The Businessman: A Tale of Terror Themes
The Businessman is a well-conceived portrait of a world in which nature, humanity, and spirits are united into a system of existence that transcends the daily concerns of people. Even death is but a momentary blotch on a person's existence; from death comes new life in heaven. The only true death comes from the lack of imagination. In The Businessman, imagination is the key to understanding the universe. Through imagination, one may perceive wood nymphs, demons, and even spiritually advanced frogs. Indeed, the afterlife itself is defined by the imagination: "Heaven is no more than a fantasm generated by the excess energies of the pooled imaginations of the blessed."

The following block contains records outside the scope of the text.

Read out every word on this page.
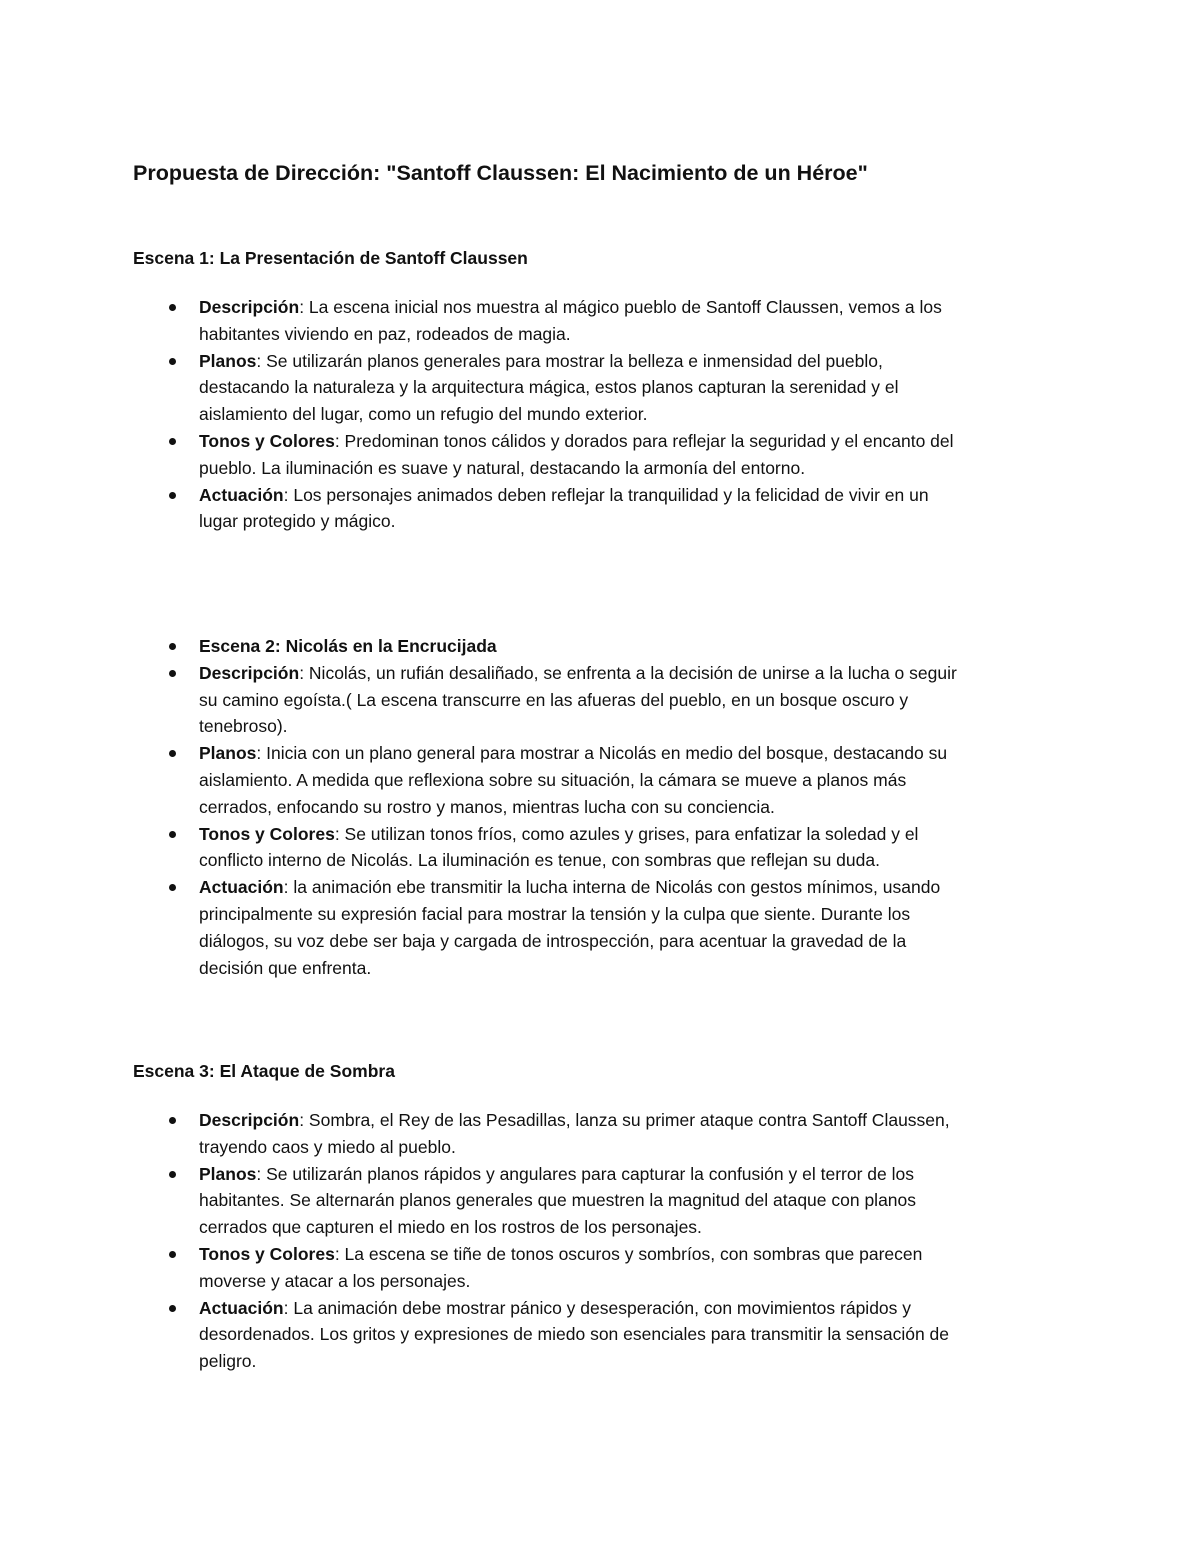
Propuesta de Dirección: "Santoff Claussen: El Nacimiento de un Héroe"
Escena 1: La Presentación de Santoff Claussen
Descripción: La escena inicial nos muestra al mágico pueblo de Santoff Claussen, vemos a los habitantes viviendo en paz, rodeados de magia.
Planos: Se utilizarán planos generales para mostrar la belleza e inmensidad del pueblo, destacando la naturaleza y la arquitectura mágica, estos planos capturan la serenidad y el aislamiento del lugar, como un refugio del mundo exterior.
Tonos y Colores: Predominan tonos cálidos y dorados para reflejar la seguridad y el encanto del pueblo. La iluminación es suave y natural, destacando la armonía del entorno.
Actuación: Los personajes animados deben reflejar la tranquilidad y la felicidad de vivir en un lugar protegido y mágico.
Escena 2: Nicolás en la Encrucijada
Descripción: Nicolás, un rufián desaliñado, se enfrenta a la decisión de unirse a la lucha o seguir su camino egoísta.( La escena transcurre en las afueras del pueblo, en un bosque oscuro y tenebroso).
Planos: Inicia con un plano general para mostrar a Nicolás en medio del bosque, destacando su aislamiento. A medida que reflexiona sobre su situación, la cámara se mueve a planos más cerrados, enfocando su rostro y manos, mientras lucha con su conciencia.
Tonos y Colores: Se utilizan tonos fríos, como azules y grises, para enfatizar la soledad y el conflicto interno de Nicolás. La iluminación es tenue, con sombras que reflejan su duda.
Actuación: la animación ebe transmitir la lucha interna de Nicolás con gestos mínimos, usando principalmente su expresión facial para mostrar la tensión y la culpa que siente. Durante los diálogos, su voz debe ser baja y cargada de introspección, para acentuar la gravedad de la decisión que enfrenta.
Escena 3: El Ataque de Sombra
Descripción: Sombra, el Rey de las Pesadillas, lanza su primer ataque contra Santoff Claussen, trayendo caos y miedo al pueblo.
Planos: Se utilizarán planos rápidos y angulares para capturar la confusión y el terror de los habitantes. Se alternarán planos generales que muestren la magnitud del ataque con planos cerrados que capturen el miedo en los rostros de los personajes.
Tonos y Colores: La escena se tiñe de tonos oscuros y sombríos, con sombras que parecen moverse y atacar a los personajes.
Actuación: La animación debe mostrar pánico y desesperación, con movimientos rápidos y desordenados. Los gritos y expresiones de miedo son esenciales para transmitir la sensación de peligro.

Many themes are developed in The Businessman. In addition to the themes of a confused society, death, and imagination, Disch explores sexual and spiritual love, Christianity, dreams, and those traits that make people fully human. Unusual for Disch is the theme of hope. In most of his work, he creates satirical tragedies; the main characters are doomed to failure and death. However, the afterlife of The Businessman offers hope for eternal happiness. The afterlife can be just as terrible as Earthly life; spirits can suffer and live in purgatorial nightmares, but they always have the hope for advancement up heaven's hierarchy to the ultimate communion with God. Even the titular businessman, Bob Glandier may advance. He is grossly obese, small minded, and a murderer. He defines his entire life by his greed and eventually sells his soul to evil. Yet at the novel's end, he is in a purgatorial state that is not much different from what the spirit of John Berryman had to endure, and at the novel's end Berryman is in heaven. By inference, Glandier may also rise.